Pihak Komisi I menanggpi presentasi perusahaan menjelaskan, mereka sebagai perwakilan rakyat di legislatif, sangat konsen dalam menyelesaikan persoalan yang ada. DPRD akan bertindak sebagai fasilitator bagi kedua pihak, baik perusahaan maupun masyarakat. Namun, menyangkut kepemilikan tanah di L 4 yang saat ini sedang bermasalah, dewan melihat perlu adanya sebuah uji keabsahan, baik terhadap sertifikat warga L 4 maupun segel yang dimiliki warga Embalut. Hal itu penting dilakukan agar tidak ada pihak yang merasa dirugikan pada kemudian hari.
Ketua Komisi I Ir Martin Apuy menegaskan, pihaknya akan segera melakukan pemanggilan kepada Dinas Pertanahan, Dinas Transmigrasi dan berbagai pihak terkait dalam waktu dekat ini. Kepada masyarakat yang melakukan pemblokiran jalan tambang, pihaknya mengimbau untuk segera membuka dan mempercayakan persoalan itu melalui jalur musyawarah.
Pemblokiran itu tidak hanya merugikan perusahaan semata, tetapi juga merugikan warga desa sendiri. Berdasarkan keterangan perusahaan, ada sekitar 2400 karyawan yang berasal dari desa-desa sekitar, termasuk Embalut yang menggantungkan hidupnya pada perusahaan. Bila jalan tambang ditutup dalam waktu lama, tentu akan berimbas kepada keuangan perusahaan yang buntutnya akan merugikan karyawan sendiri.

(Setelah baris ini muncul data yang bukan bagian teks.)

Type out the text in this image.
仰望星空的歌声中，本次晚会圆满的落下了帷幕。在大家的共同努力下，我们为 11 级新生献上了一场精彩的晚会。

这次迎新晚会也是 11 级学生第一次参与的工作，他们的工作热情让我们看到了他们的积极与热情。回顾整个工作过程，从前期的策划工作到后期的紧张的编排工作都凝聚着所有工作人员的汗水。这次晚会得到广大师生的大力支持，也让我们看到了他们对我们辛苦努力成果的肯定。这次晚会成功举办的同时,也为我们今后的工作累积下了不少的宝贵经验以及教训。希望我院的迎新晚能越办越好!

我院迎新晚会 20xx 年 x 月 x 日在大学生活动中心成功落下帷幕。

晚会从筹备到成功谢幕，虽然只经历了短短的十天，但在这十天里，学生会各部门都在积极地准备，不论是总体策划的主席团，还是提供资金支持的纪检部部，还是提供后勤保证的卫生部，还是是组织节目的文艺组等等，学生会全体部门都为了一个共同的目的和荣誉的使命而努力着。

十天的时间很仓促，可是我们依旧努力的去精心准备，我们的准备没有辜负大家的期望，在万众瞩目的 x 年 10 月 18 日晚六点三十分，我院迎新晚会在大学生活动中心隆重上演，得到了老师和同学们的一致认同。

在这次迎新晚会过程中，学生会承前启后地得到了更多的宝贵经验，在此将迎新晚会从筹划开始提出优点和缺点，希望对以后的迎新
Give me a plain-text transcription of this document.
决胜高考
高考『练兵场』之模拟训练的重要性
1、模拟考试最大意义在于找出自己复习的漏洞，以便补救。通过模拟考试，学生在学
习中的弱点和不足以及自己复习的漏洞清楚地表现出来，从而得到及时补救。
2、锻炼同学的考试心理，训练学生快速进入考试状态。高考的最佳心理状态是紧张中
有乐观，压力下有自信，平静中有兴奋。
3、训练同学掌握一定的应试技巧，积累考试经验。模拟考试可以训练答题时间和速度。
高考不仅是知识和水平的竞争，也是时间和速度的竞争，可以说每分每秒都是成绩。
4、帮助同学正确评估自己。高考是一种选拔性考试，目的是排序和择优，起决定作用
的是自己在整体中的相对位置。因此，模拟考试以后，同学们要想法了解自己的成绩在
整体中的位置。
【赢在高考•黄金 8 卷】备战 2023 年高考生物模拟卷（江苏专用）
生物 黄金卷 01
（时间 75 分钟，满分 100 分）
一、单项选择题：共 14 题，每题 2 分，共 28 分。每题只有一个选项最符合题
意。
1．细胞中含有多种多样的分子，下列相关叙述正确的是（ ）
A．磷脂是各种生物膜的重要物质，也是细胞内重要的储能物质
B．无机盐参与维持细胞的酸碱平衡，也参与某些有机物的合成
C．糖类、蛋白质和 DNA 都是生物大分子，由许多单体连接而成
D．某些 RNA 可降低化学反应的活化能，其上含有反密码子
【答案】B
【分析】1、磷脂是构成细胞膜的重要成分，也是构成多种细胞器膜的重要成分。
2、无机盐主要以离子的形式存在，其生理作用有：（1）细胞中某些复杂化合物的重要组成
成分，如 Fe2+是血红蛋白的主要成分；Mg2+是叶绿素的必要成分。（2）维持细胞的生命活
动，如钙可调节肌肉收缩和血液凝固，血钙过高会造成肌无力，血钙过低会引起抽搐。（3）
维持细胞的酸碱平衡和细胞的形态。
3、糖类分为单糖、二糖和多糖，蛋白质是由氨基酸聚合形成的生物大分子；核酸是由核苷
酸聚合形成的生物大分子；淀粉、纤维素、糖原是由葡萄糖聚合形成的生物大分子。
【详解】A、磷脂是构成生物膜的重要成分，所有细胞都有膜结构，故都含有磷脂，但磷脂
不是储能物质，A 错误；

Sedangkan I Made Sarwa kepada semua pihak yang hadir dalam pertemuan itu mengimbau, agar warga tidak mudah terpengaruh terhadap bujukan orang dari luar desa. Warga cukup mempercayakan persoalan itu kepada wakil mereka di legislatif, Made berjanji akan memperjuangkan aspirasi masyarakat yang masuk selama masih sesuai dengan aturan yang berlaku.